The music of the Seychelles reveals a cross-section of the nation’s history. It is a blend of African slave music with the dance styles of the European enslavers freely mixed with pop, blues and even country influences. Here’s what you need to know:
Positioned firmly along the trade routes, the Seychelles long had cultural and musical influences from the Mediterranean, Middle East, Northern Africa and South Asia.
However, with the arrival of the Europeans in the 18th century, the music and dances of Northern Europe and the British Islespolkas, mazurkas and English contredans line dancing . This rich ethnic mix created a distinctive set of musical styles in the Seychelles and neighboring islands:
One of the most influential of the musical styles to emerge was sega. Sega originated among the slave population of Mauritius and Reunion before spreading to the Seychelles and the other islands of the Indian Ocean. In its most authentic form, sega is performed exclusively with simple instruments such as rattles, hand drums, gourds and musical bows. It is used as accompaniment for a form of traditional dance in which the feet stay firmly rooted to the floor while the rest of the body moves. Sega usually had lyrics about the oppression and longing for freedom felt by the slaves who composed it.
Well into the 20th century, sega was considered inferior music because of its origin among slaves. A key event in its acceptance and subsequent popularity was the concert given on October 30, 1964 by Mauritian artist Ti Frere (Jean Alphonse Ravaton) for an event called Night of the Sega at Mount Le Morne.
Another style of music still enjoying considerable popularity is moutya or montea. It is musically similar to sega, but the dance it accompanies has more suggestive movements and the dancers freely move about the floor. Traditionally, the dance takes place around a campfire and starts slowly to the beat of a single drum, then gets faster and more suggestive as the tempo increases. The drum is made of goatskin and is tuned by heating it by the campfire, a process that must be repeated periodically. Female moutya dancers often wear brightly colored dresses with festive, flowered patterns to enhance the visual aspect of the performance.
The pioneer of this genre in its modern form is Patrick Victor who has mixed elements of Kenyan benga music with traditional island folk influences to form a popular hybrid sound. His hit “Zwe Sa Lanmisik” was one of the groundbreaking tunes of the genre and is still fondly remembered by islanders. Another musician who has helped to introduce sega to a modern generation is Jean-Marc Volcy. His hits have kept the music alive and transported it into the new century.
A related style is called maloya. This is a slower, more reflective style of music than sega, though their instrumentation is similar. The lyrics are often sung in a shout-and-response style and have historically had a rebellious, political tone. This connotation has continued to the present, and Maloya was banned until the 1960s because of its connection to Creole separatism. Performances by certain maloya artists with strong political leanings continued to be banned until the 1980s.
One of the most popular maloya groups is Lindigo. Their music has become strongly identified with the movement to keep Creole culture alive and give it the acceptance it deserves.
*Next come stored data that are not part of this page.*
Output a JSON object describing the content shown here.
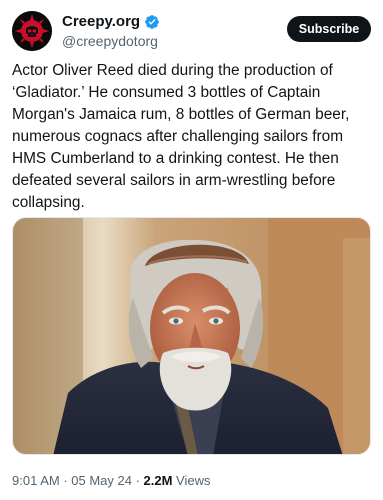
{
  "account": {
    "display_name": "Creepy.org",
    "handle": "@creepydotorg",
    "avatar_icon": "skull-logo-icon",
    "verified_icon": "verified-badge-icon",
    "verified_color": "#1d9bf0",
    "brand_color": "#c8102e"
  },
  "actions": {
    "subscribe_label": "Subscribe"
  },
  "tweet": {
    "text": "Actor Oliver Reed died during the production of ‘Gladiator.’ He consumed 3 bottles of Captain Morgan's Jamaica rum, 8 bottles of German beer, numerous cognacs after challenging sailors from HMS Cumberland to a drinking contest. He then defeated several sailors in arm-wrestling before collapsing."
  },
  "media": {
    "kind": "photo"
  },
  "meta": {
    "time": "9:01 AM",
    "separator1": " · ",
    "date": "05 May 24",
    "separator2": " · ",
    "views_count": "2.2M",
    "views_label": " Views"
  }
}
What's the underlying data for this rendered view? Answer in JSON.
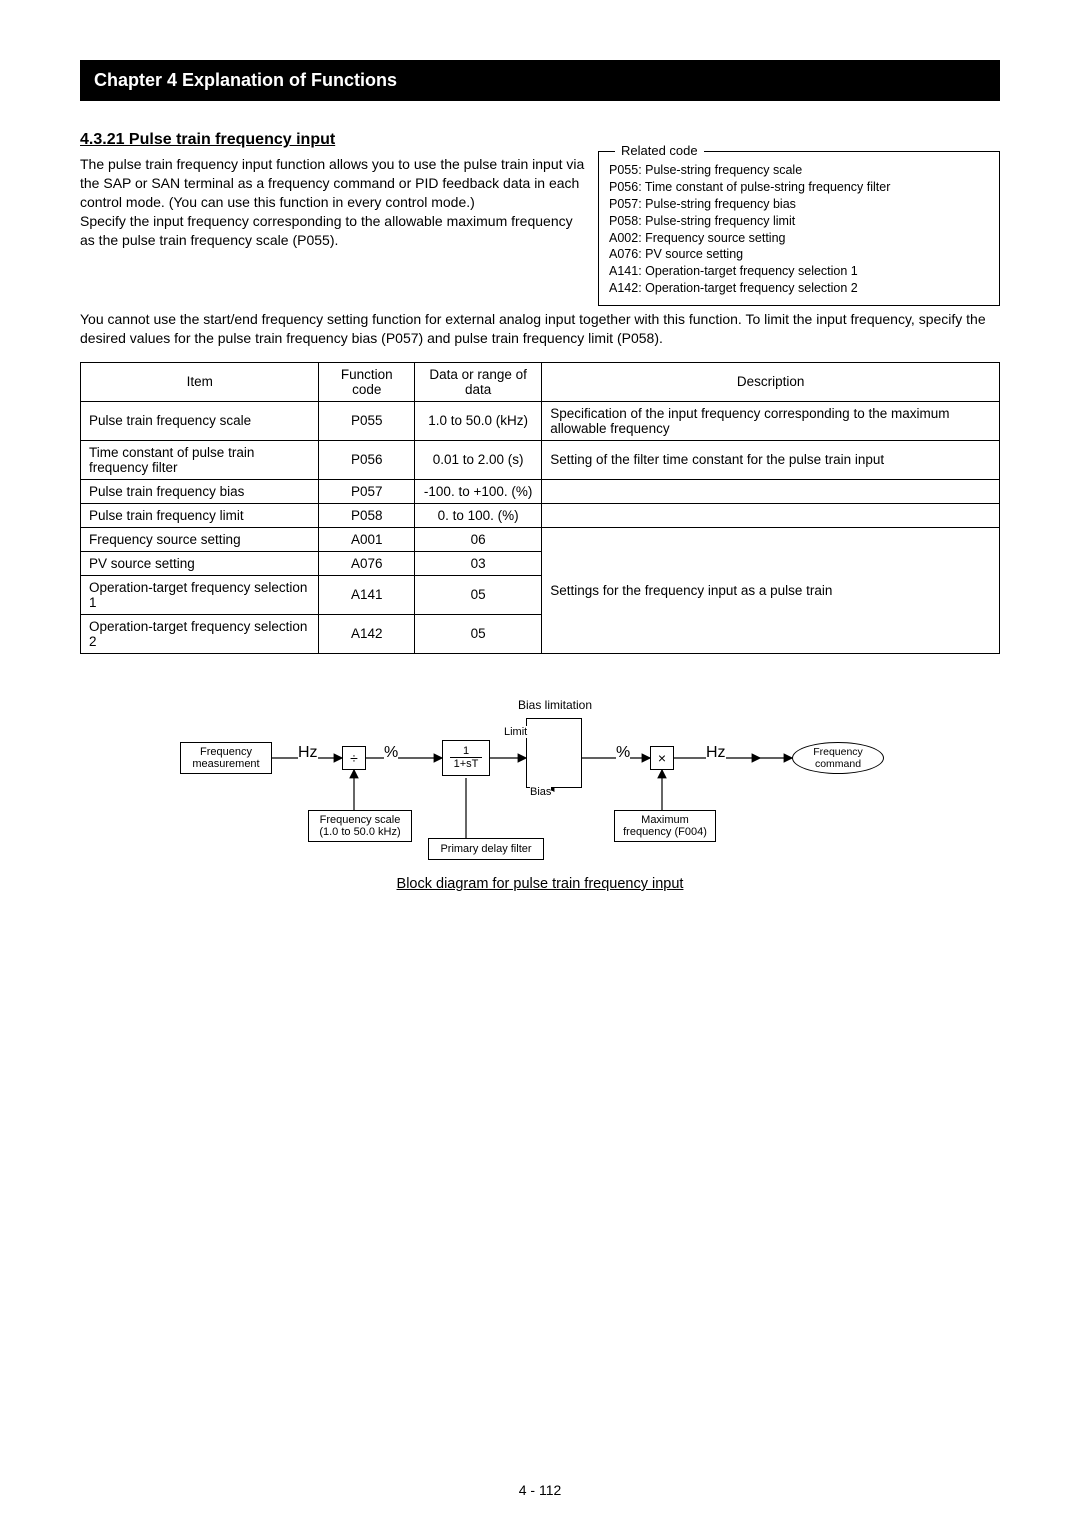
{
  "chapter_bar": "Chapter 4 Explanation of Functions",
  "section_title": "4.3.21 Pulse train frequency input",
  "intro_para1": "The pulse train frequency input function allows you to use the pulse train input via the SAP or SAN terminal as a frequency command or PID feedback data in each control mode. (You can use this function in every control mode.)",
  "intro_para2": "Specify the input frequency corresponding to the allowable maximum frequency as the pulse train frequency scale (P055).",
  "after_para": "You cannot use the start/end frequency setting function for external analog input together with this function. To limit the input frequency, specify the desired values for the pulse train frequency bias (P057) and pulse train frequency limit (P058).",
  "related": {
    "legend": "Related code",
    "items": [
      "P055: Pulse-string frequency scale",
      "P056: Time constant of pulse-string frequency filter",
      "P057: Pulse-string frequency bias",
      "P058: Pulse-string frequency limit",
      "A002: Frequency source setting",
      "A076: PV source setting",
      "A141: Operation-target frequency selection 1",
      "A142: Operation-target frequency selection 2"
    ]
  },
  "table": {
    "headers": {
      "item": "Item",
      "code": "Function code",
      "range": "Data or range of data",
      "desc": "Description"
    },
    "rows": [
      {
        "item": "Pulse train frequency scale",
        "code": "P055",
        "range": "1.0 to 50.0 (kHz)",
        "desc": "Specification of the input frequency corresponding to the maximum allowable frequency"
      },
      {
        "item": "Time constant of pulse train frequency filter",
        "code": "P056",
        "range": "0.01 to 2.00 (s)",
        "desc": "Setting of the filter time constant for the pulse train input"
      },
      {
        "item": "Pulse train frequency bias",
        "code": "P057",
        "range": "-100. to +100. (%)",
        "desc": ""
      },
      {
        "item": "Pulse train frequency limit",
        "code": "P058",
        "range": "0. to 100. (%)",
        "desc": ""
      },
      {
        "item": "Frequency source setting",
        "code": "A001",
        "range": "06",
        "desc": ""
      },
      {
        "item": "PV source setting",
        "code": "A076",
        "range": "03",
        "desc": ""
      },
      {
        "item": "Operation-target frequency selection 1",
        "code": "A141",
        "range": "05",
        "desc": ""
      },
      {
        "item": "Operation-target frequency selection 2",
        "code": "A142",
        "range": "05",
        "desc": ""
      }
    ],
    "desc_merge": "Settings for the frequency input as a pulse train"
  },
  "diagram": {
    "bias_limitation": "Bias limitation",
    "limit": "Limit",
    "bias": "Bias",
    "freq_meas": "Frequency measurement",
    "hz1": "Hz",
    "pct1": "%",
    "divide": "÷",
    "filter_top": "1",
    "filter_bot": "1+sT",
    "pct2": "%",
    "multiply": "×",
    "hz2": "Hz",
    "freq_cmd": "Frequency command",
    "freq_scale": "Frequency scale (1.0 to 50.0 kHz)",
    "primary_delay": "Primary delay filter",
    "max_freq": "Maximum frequency (F004)",
    "caption": "Block diagram for pulse train frequency input"
  },
  "page_number": "4 - 112"
}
Their instrumentation is entirely traditional and includes African instruments such as the djembe, the doumdoum, the balafon and the bobre. Olivier Arasta, the group’s lead vocalist, is an outspoken advocate of maloya and a champion for his culture.
Some musicians have resisted the addition of modern instruments and styles, but others have eagerly embraced new sounds and formed hybrid sounds that create new island musical genres. For example, local musicians have blended reggae with sega and moutya to form seggae and mouggae, and traditional sounds have blended with modern instruments and arrangements to form a genre called zouk.
One of the creators of saggae is the Seychellois band Mersener, a group of young musicians who have freely blended reggae, pop and sega to create a new vibrant sound.